We sat very quiet for a couple of minutes, and just kinda stared at the ground. John looked pretty uncomfortable, so Aunt Abby went and knelt down next to him and hugged him real tight. And then John started crying. He didn’t squirm around or bawl or do anything. He just sat there, with Aunt Abby holding him, and sobbed in her neck. I didn’t really know grown men cried until then, but there he was, eyes squeezed close, crying. I went over and hugged him, too, and we stayed there for about a half-hour, holding John while he cried the hurt away.
From that day on, Aunt Abby came to visit about once a month, and sometimes she’d stay for two weeks at a time, just doing all kinds of fun stuff with John. They went to the beach a few times, and the county fair, and the shops on Main Street, and all over the trails by the lake a few miles away. We were pretty excited, because we knew what was coming, and so we weren’t surprised one bit when John proposed to Aunt Abby late in February.
They set the date for three months ahead, and then Aunt Abby went home to prepare. John was so happy, he went home and pulled back the shades from all his windows, and left the front door wide open. If you stood at our front stoop, you could hear record music drifting from his house. We brought him dinner that Thursday, and congratulated him again, and he thanked us and sat us all down, then hummed throughout the entire meal. We could hardly keep from laughing.
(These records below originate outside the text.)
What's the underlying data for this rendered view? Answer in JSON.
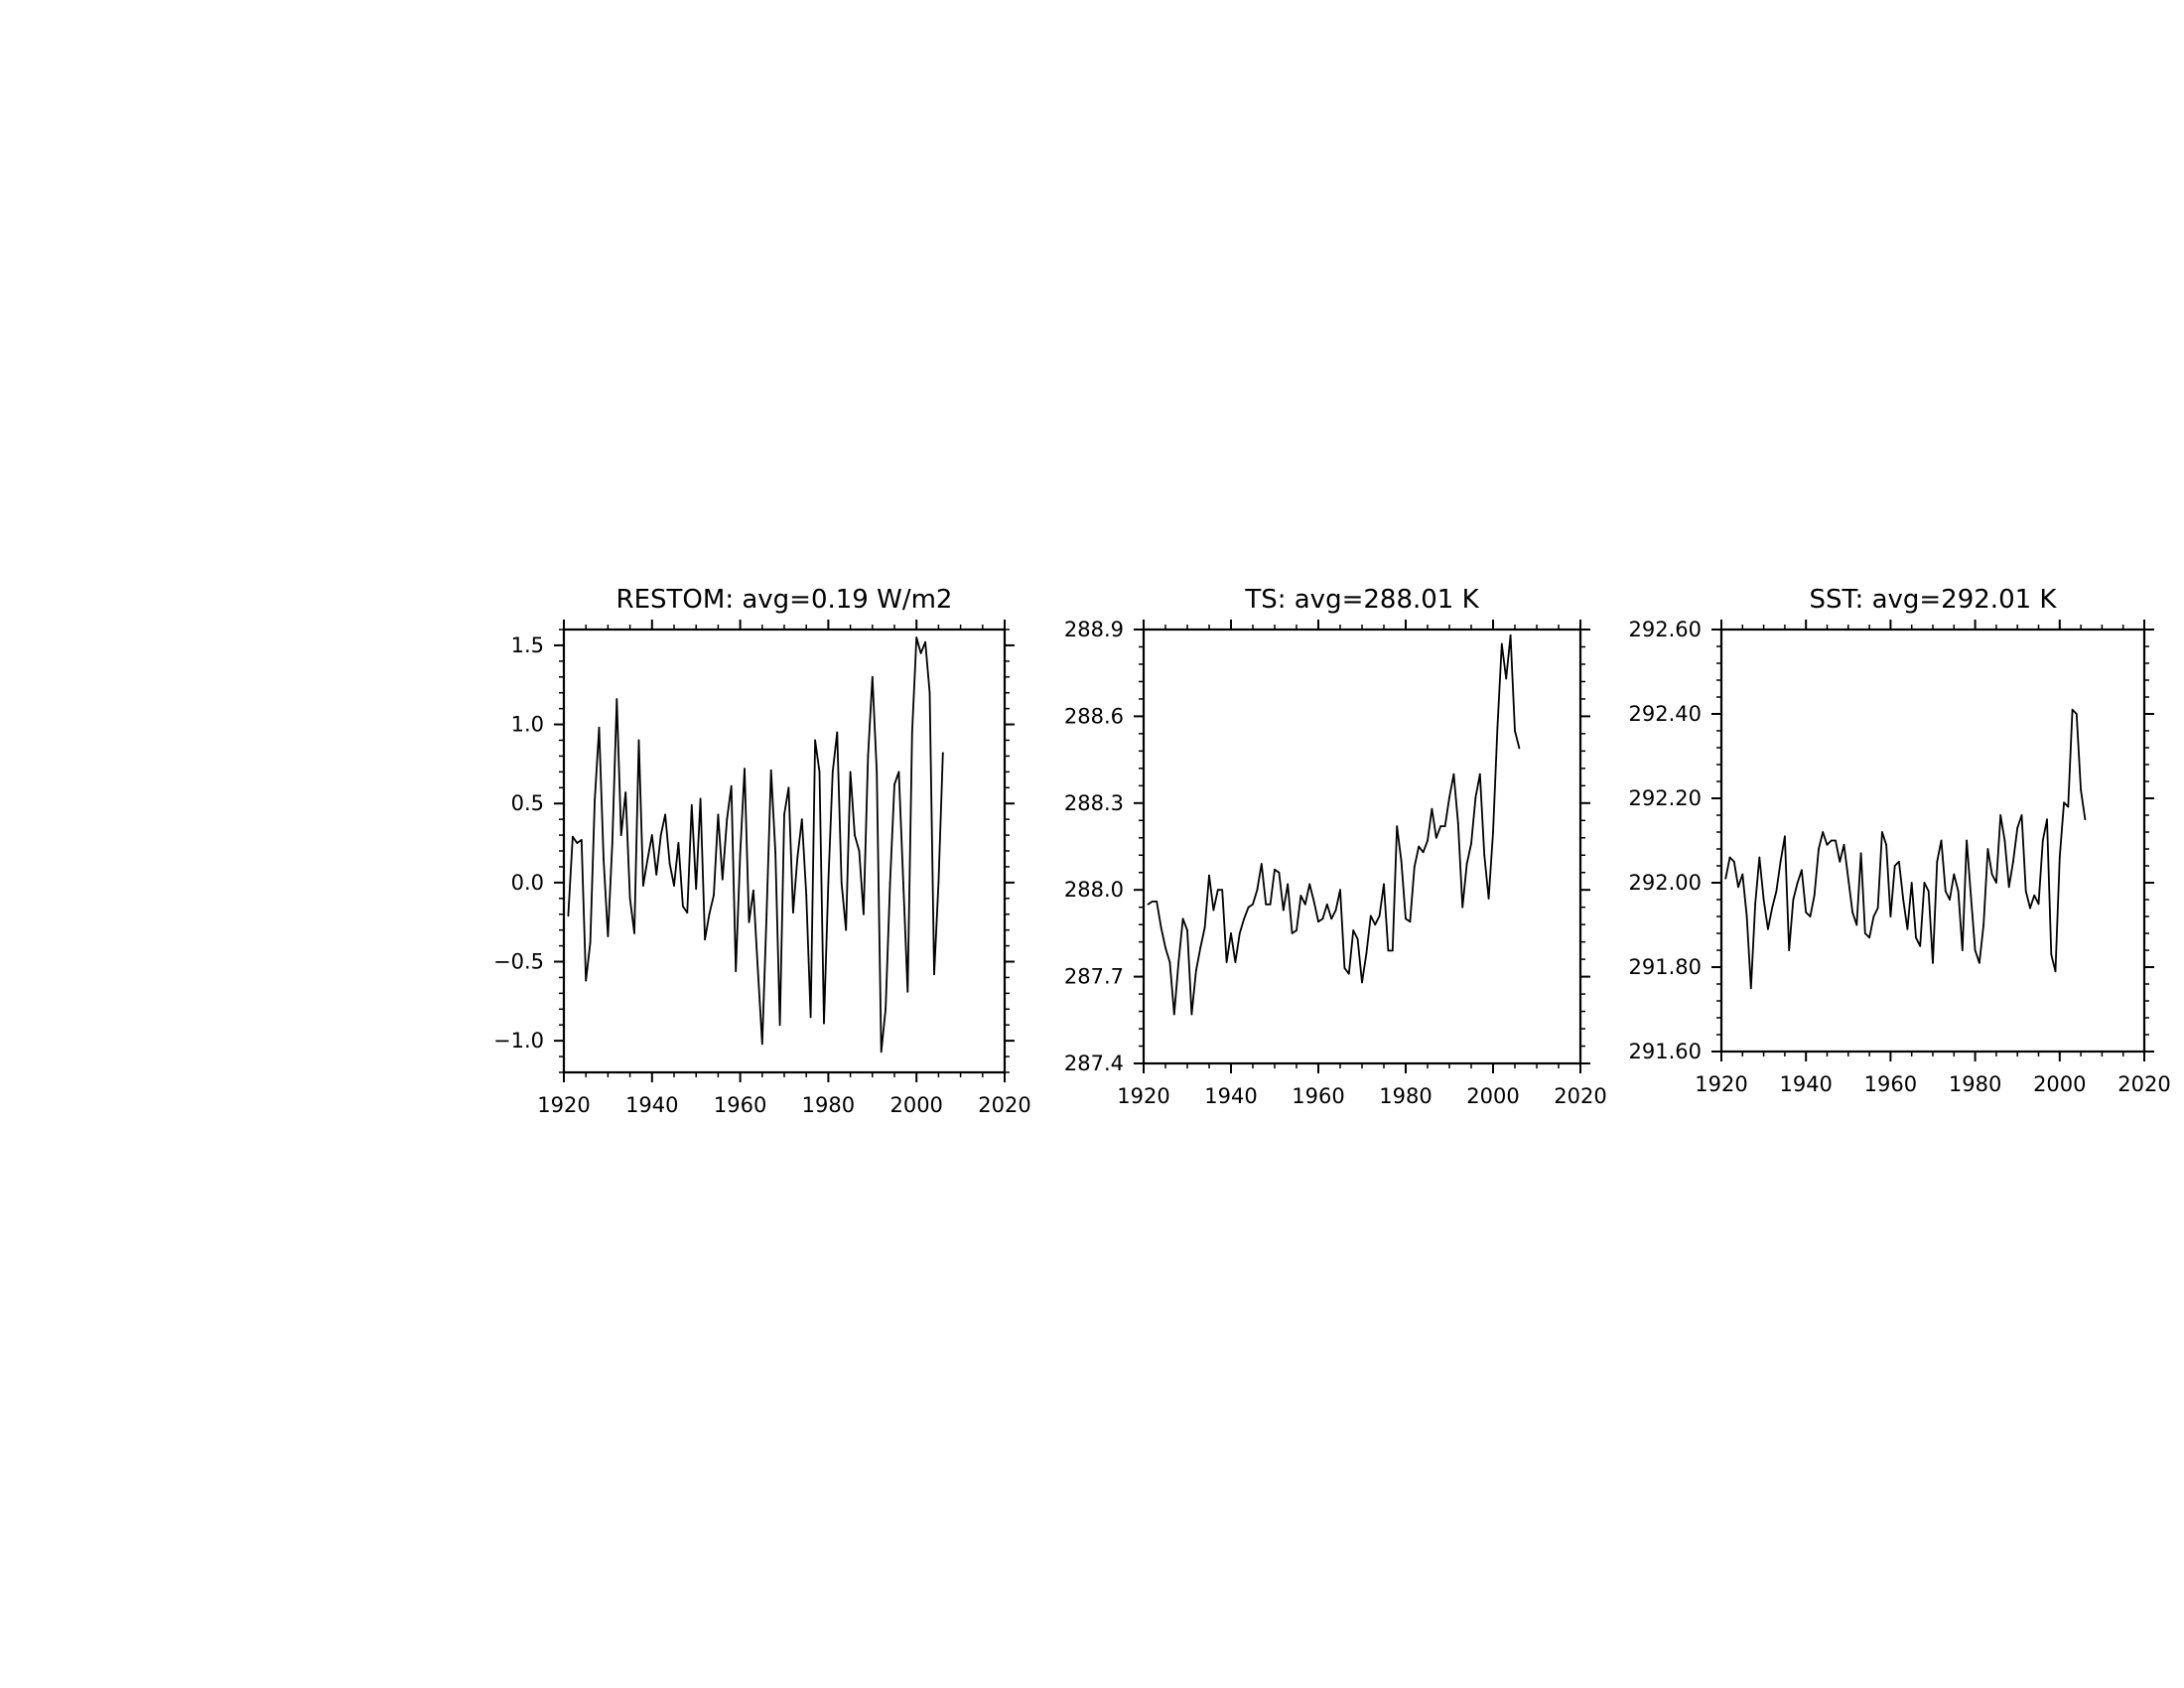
{
  "chart_data": [
    {
      "type": "line",
      "title": "RESTOM: avg=0.19 W/m2",
      "xlim": [
        1920,
        2020
      ],
      "ylim": [
        -1.2,
        1.6
      ],
      "x_ticks": [
        1920,
        1940,
        1960,
        1980,
        2000,
        2020
      ],
      "x_tick_labels": [
        "1920",
        "1940",
        "1960",
        "1980",
        "2000",
        "2020"
      ],
      "y_ticks": [
        -1.0,
        -0.5,
        0.0,
        0.5,
        1.0,
        1.5
      ],
      "y_tick_labels": [
        "−1.0",
        "−0.5",
        "0.0",
        "0.5",
        "1.0",
        "1.5"
      ],
      "grid": false,
      "series": [
        {
          "x_start": 1921,
          "values": [
            -0.21,
            0.29,
            0.25,
            0.27,
            -0.62,
            -0.38,
            0.52,
            0.98,
            0.15,
            -0.34,
            0.25,
            1.16,
            0.3,
            0.57,
            -0.1,
            -0.32,
            0.9,
            -0.02,
            0.15,
            0.3,
            0.05,
            0.3,
            0.43,
            0.12,
            -0.02,
            0.25,
            -0.15,
            -0.19,
            0.49,
            -0.04,
            0.53,
            -0.36,
            -0.2,
            -0.08,
            0.43,
            0.02,
            0.4,
            0.61,
            -0.56,
            0.18,
            0.72,
            -0.25,
            -0.05,
            -0.55,
            -1.02,
            -0.2,
            0.71,
            0.19,
            -0.9,
            0.43,
            0.6,
            -0.19,
            0.16,
            0.4,
            -0.08,
            -0.85,
            0.9,
            0.7,
            -0.89,
            0.0,
            0.7,
            0.95,
            0.0,
            -0.3,
            0.7,
            0.3,
            0.2,
            -0.2,
            0.8,
            1.3,
            0.7,
            -1.07,
            -0.8,
            0.0,
            0.62,
            0.7,
            0.0,
            -0.69,
            0.95,
            1.55,
            1.45,
            1.52,
            1.2,
            -0.58,
            0.0,
            0.82
          ]
        }
      ]
    },
    {
      "type": "line",
      "title": "TS: avg=288.01 K",
      "xlim": [
        1920,
        2020
      ],
      "ylim": [
        287.4,
        288.9
      ],
      "x_ticks": [
        1920,
        1940,
        1960,
        1980,
        2000,
        2020
      ],
      "x_tick_labels": [
        "1920",
        "1940",
        "1960",
        "1980",
        "2000",
        "2020"
      ],
      "y_ticks": [
        287.4,
        287.7,
        288.0,
        288.3,
        288.6,
        288.9
      ],
      "y_tick_labels": [
        "287.4",
        "287.7",
        "288.0",
        "288.3",
        "288.6",
        "288.9"
      ],
      "grid": false,
      "series": [
        {
          "x_start": 1921,
          "values": [
            287.95,
            287.96,
            287.96,
            287.87,
            287.8,
            287.75,
            287.57,
            287.75,
            287.9,
            287.86,
            287.57,
            287.72,
            287.8,
            287.87,
            288.05,
            287.93,
            288.0,
            288.0,
            287.75,
            287.85,
            287.75,
            287.85,
            287.9,
            287.94,
            287.95,
            288.0,
            288.09,
            287.95,
            287.95,
            288.07,
            288.06,
            287.93,
            288.02,
            287.85,
            287.86,
            287.98,
            287.95,
            288.02,
            287.96,
            287.89,
            287.9,
            287.95,
            287.9,
            287.93,
            288.0,
            287.73,
            287.71,
            287.86,
            287.83,
            287.68,
            287.78,
            287.91,
            287.88,
            287.91,
            288.02,
            287.79,
            287.79,
            288.22,
            288.1,
            287.9,
            287.89,
            288.08,
            288.15,
            288.13,
            288.17,
            288.28,
            288.18,
            288.22,
            288.22,
            288.32,
            288.4,
            288.23,
            287.94,
            288.09,
            288.16,
            288.32,
            288.4,
            288.12,
            287.97,
            288.2,
            288.56,
            288.85,
            288.73,
            288.88,
            288.55,
            288.49
          ]
        }
      ]
    },
    {
      "type": "line",
      "title": "SST: avg=292.01 K",
      "xlim": [
        1920,
        2020
      ],
      "ylim": [
        291.6,
        292.6
      ],
      "x_ticks": [
        1920,
        1940,
        1960,
        1980,
        2000,
        2020
      ],
      "x_tick_labels": [
        "1920",
        "1940",
        "1960",
        "1980",
        "2000",
        "2020"
      ],
      "y_ticks": [
        291.6,
        291.8,
        292.0,
        292.2,
        292.4,
        292.6
      ],
      "y_tick_labels": [
        "291.60",
        "291.80",
        "292.00",
        "292.20",
        "292.40",
        "292.60"
      ],
      "grid": false,
      "series": [
        {
          "x_start": 1921,
          "values": [
            292.01,
            292.06,
            292.05,
            291.99,
            292.02,
            291.92,
            291.75,
            291.95,
            292.06,
            291.96,
            291.89,
            291.94,
            291.98,
            292.05,
            292.11,
            291.84,
            291.96,
            292.0,
            292.03,
            291.93,
            291.92,
            291.97,
            292.08,
            292.12,
            292.09,
            292.1,
            292.1,
            292.05,
            292.09,
            292.01,
            291.93,
            291.9,
            292.07,
            291.88,
            291.87,
            291.92,
            291.94,
            292.12,
            292.09,
            291.92,
            292.04,
            292.05,
            291.96,
            291.89,
            292.0,
            291.87,
            291.85,
            292.0,
            291.98,
            291.81,
            292.05,
            292.1,
            291.98,
            291.96,
            292.02,
            291.98,
            291.84,
            292.1,
            291.97,
            291.84,
            291.81,
            291.9,
            292.08,
            292.02,
            292.0,
            292.16,
            292.1,
            291.99,
            292.05,
            292.13,
            292.16,
            291.98,
            291.94,
            291.97,
            291.95,
            292.1,
            292.15,
            291.83,
            291.79,
            292.06,
            292.19,
            292.18,
            292.41,
            292.4,
            292.22,
            292.15
          ]
        }
      ]
    }
  ]
}
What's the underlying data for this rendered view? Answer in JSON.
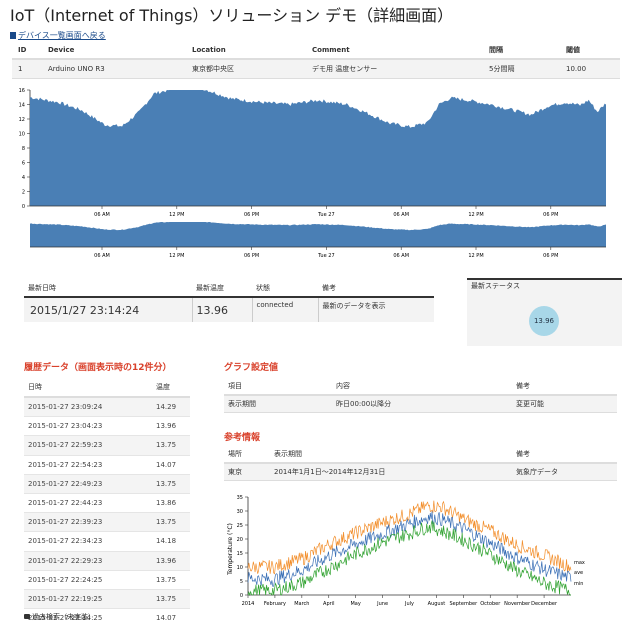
{
  "page": {
    "title": "IoT（Internet of Things）ソリューション デモ（詳細画面）",
    "back_link": "デバイス一覧画面へ戻る"
  },
  "device_table": {
    "headers": [
      "ID",
      "Device",
      "Location",
      "Comment",
      "間隔",
      "閾値"
    ],
    "row": [
      "1",
      "Arduino UNO R3",
      "東京都中央区",
      "デモ用 温度センサー",
      "5分間隔",
      "10.00"
    ]
  },
  "main_chart": {
    "y_ticks": [
      "0",
      "2",
      "4",
      "6",
      "8",
      "10",
      "12",
      "14",
      "16"
    ],
    "x_ticks": [
      "06 AM",
      "12 PM",
      "06 PM",
      "Tue 27",
      "06 AM",
      "12 PM",
      "06 PM"
    ],
    "color": "#4a7fb5",
    "series_keypoints": [
      [
        0,
        15.0
      ],
      [
        0.05,
        14.3
      ],
      [
        0.09,
        13.2
      ],
      [
        0.13,
        11.2
      ],
      [
        0.16,
        11.0
      ],
      [
        0.19,
        13.0
      ],
      [
        0.215,
        15.5
      ],
      [
        0.25,
        16.2
      ],
      [
        0.275,
        17.0
      ],
      [
        0.3,
        16.2
      ],
      [
        0.35,
        14.8
      ],
      [
        0.4,
        14.3
      ],
      [
        0.45,
        14.0
      ],
      [
        0.5,
        14.6
      ],
      [
        0.55,
        14.0
      ],
      [
        0.58,
        13.0
      ],
      [
        0.625,
        11.4
      ],
      [
        0.66,
        10.9
      ],
      [
        0.69,
        11.5
      ],
      [
        0.71,
        14.0
      ],
      [
        0.73,
        14.9
      ],
      [
        0.76,
        14.6
      ],
      [
        0.8,
        14.0
      ],
      [
        0.84,
        13.2
      ],
      [
        0.87,
        12.6
      ],
      [
        0.9,
        13.8
      ],
      [
        0.93,
        14.3
      ],
      [
        0.955,
        13.9
      ],
      [
        0.97,
        14.6
      ],
      [
        0.985,
        13.0
      ],
      [
        1.0,
        14.2
      ]
    ]
  },
  "nav_chart": {
    "x_ticks": [
      "06 AM",
      "12 PM",
      "06 PM",
      "Tue 27",
      "06 AM",
      "12 PM",
      "06 PM"
    ]
  },
  "latest": {
    "headers": [
      "最新日時",
      "最新温度",
      "状態",
      "備考"
    ],
    "datetime": "2015/1/27 23:14:24",
    "temperature": "13.96",
    "state": "connected",
    "note": "最新のデータを表示"
  },
  "status": {
    "title": "最新ステータス",
    "value": "13.96"
  },
  "history": {
    "title": "履歴データ（画面表示時の12件分）",
    "headers": [
      "日時",
      "温度"
    ],
    "rows": [
      [
        "2015-01-27 23:09:24",
        "14.29"
      ],
      [
        "2015-01-27 23:04:23",
        "13.96"
      ],
      [
        "2015-01-27 22:59:23",
        "13.75"
      ],
      [
        "2015-01-27 22:54:23",
        "14.07"
      ],
      [
        "2015-01-27 22:49:23",
        "13.75"
      ],
      [
        "2015-01-27 22:44:23",
        "13.86"
      ],
      [
        "2015-01-27 22:39:23",
        "13.75"
      ],
      [
        "2015-01-27 22:34:23",
        "14.18"
      ],
      [
        "2015-01-27 22:29:23",
        "13.96"
      ],
      [
        "2015-01-27 22:24:25",
        "13.75"
      ],
      [
        "2015-01-27 22:19:25",
        "13.75"
      ],
      [
        "2015-01-27 22:14:25",
        "14.07"
      ]
    ],
    "footer": "過去検索（未実装）"
  },
  "graph_settings": {
    "title": "グラフ設定値",
    "headers": [
      "項目",
      "内容",
      "備考"
    ],
    "row": [
      "表示期間",
      "昨日00:00以降分",
      "変更可能"
    ]
  },
  "reference": {
    "title": "参考情報",
    "headers": [
      "場所",
      "表示期間",
      "備考"
    ],
    "row": [
      "東京",
      "2014年1月1日～2014年12月31日",
      "気象庁データ"
    ]
  },
  "ref_chart": {
    "y_label": "Temperature (°C)",
    "y_ticks": [
      "0",
      "5",
      "10",
      "15",
      "20",
      "25",
      "30",
      "35"
    ],
    "x_ticks": [
      "2014",
      "February",
      "March",
      "April",
      "May",
      "June",
      "July",
      "August",
      "September",
      "October",
      "November",
      "December"
    ],
    "series": [
      {
        "name": "max",
        "color": "#f28e2b",
        "keypoints": [
          [
            0,
            10
          ],
          [
            0.08,
            10
          ],
          [
            0.17,
            13
          ],
          [
            0.25,
            18
          ],
          [
            0.34,
            22.5
          ],
          [
            0.42,
            26
          ],
          [
            0.5,
            29
          ],
          [
            0.56,
            32
          ],
          [
            0.6,
            31.5
          ],
          [
            0.67,
            27
          ],
          [
            0.75,
            23
          ],
          [
            0.83,
            18
          ],
          [
            0.92,
            14
          ],
          [
            1,
            10
          ]
        ]
      },
      {
        "name": "ave",
        "color": "#3a6fb5",
        "keypoints": [
          [
            0,
            6
          ],
          [
            0.08,
            5.5
          ],
          [
            0.17,
            9
          ],
          [
            0.25,
            14
          ],
          [
            0.34,
            18.5
          ],
          [
            0.42,
            22
          ],
          [
            0.5,
            25.5
          ],
          [
            0.56,
            28
          ],
          [
            0.6,
            27
          ],
          [
            0.67,
            23.5
          ],
          [
            0.75,
            18.5
          ],
          [
            0.83,
            13.5
          ],
          [
            0.92,
            9
          ],
          [
            1,
            6
          ]
        ]
      },
      {
        "name": "min",
        "color": "#2ca02c",
        "keypoints": [
          [
            0,
            1.5
          ],
          [
            0.08,
            1.5
          ],
          [
            0.17,
            4.5
          ],
          [
            0.25,
            9.5
          ],
          [
            0.34,
            15
          ],
          [
            0.42,
            19
          ],
          [
            0.5,
            22
          ],
          [
            0.56,
            24.5
          ],
          [
            0.6,
            23
          ],
          [
            0.67,
            19.5
          ],
          [
            0.75,
            14.5
          ],
          [
            0.83,
            9
          ],
          [
            0.92,
            4
          ],
          [
            1,
            1.5
          ]
        ]
      }
    ]
  }
}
When mom answered the phone on Saturday, and I saw her eyes go wide and watched her fall on the floor, I knew right away something had happened to Aunt Abby. Dad told us a few hours later that she’d died in a car accident coming back from quitting her job. I was crying in my room when I heard Mom talking about going over to tell John. I came out and went with her across the street. John saw us out the window and came to the door, but his smile dropped when he saw our faces. Mom started to talk, and right after she said “John” with that voice that means something’s wrong, he walked onto the little porch, grabbed hold of both railings, and stared at us with fear in his eyes. I went forward and hugged him around the waist as Mom explained what had happened. I was crying, but John didn’t say anything. He just picked me up and held me, and I could hear him trying to keep his breathing steady. When Mom was done, he held me for a little longer, then set me back on the porch and hugged Mom. She was crying too, but he still didn’t show any emotion, and after a minute, he thanked us quietly and turned to go back inside.
The funeral was on Wednesday. John came and sat in the front, but he didn’t say a word to anyone, and only touched the casket lightly before suddenly leaving. We were afraid, and Dad went out to follow him home, but he was already gone. We called the neighbors a few minutes later, and they still hadn’t seen him. After the service, we drove home, and John still wasn’t there. We were really worried, and Dad jumped back in the car with my brother and drove around town the rest of the night, looking for him. I fell asleep crying, and praying for John.
* * * *
We were sitting at the dinner table on Thursday when I heard someone knock on the door. Mom got up to open it, and came back into the dining room, followed by John Temple holding a crock-pot of steaming rice. They were both smiling, and John’s eyes were wet as he sniffed and said, “Thought you might like something to eat.”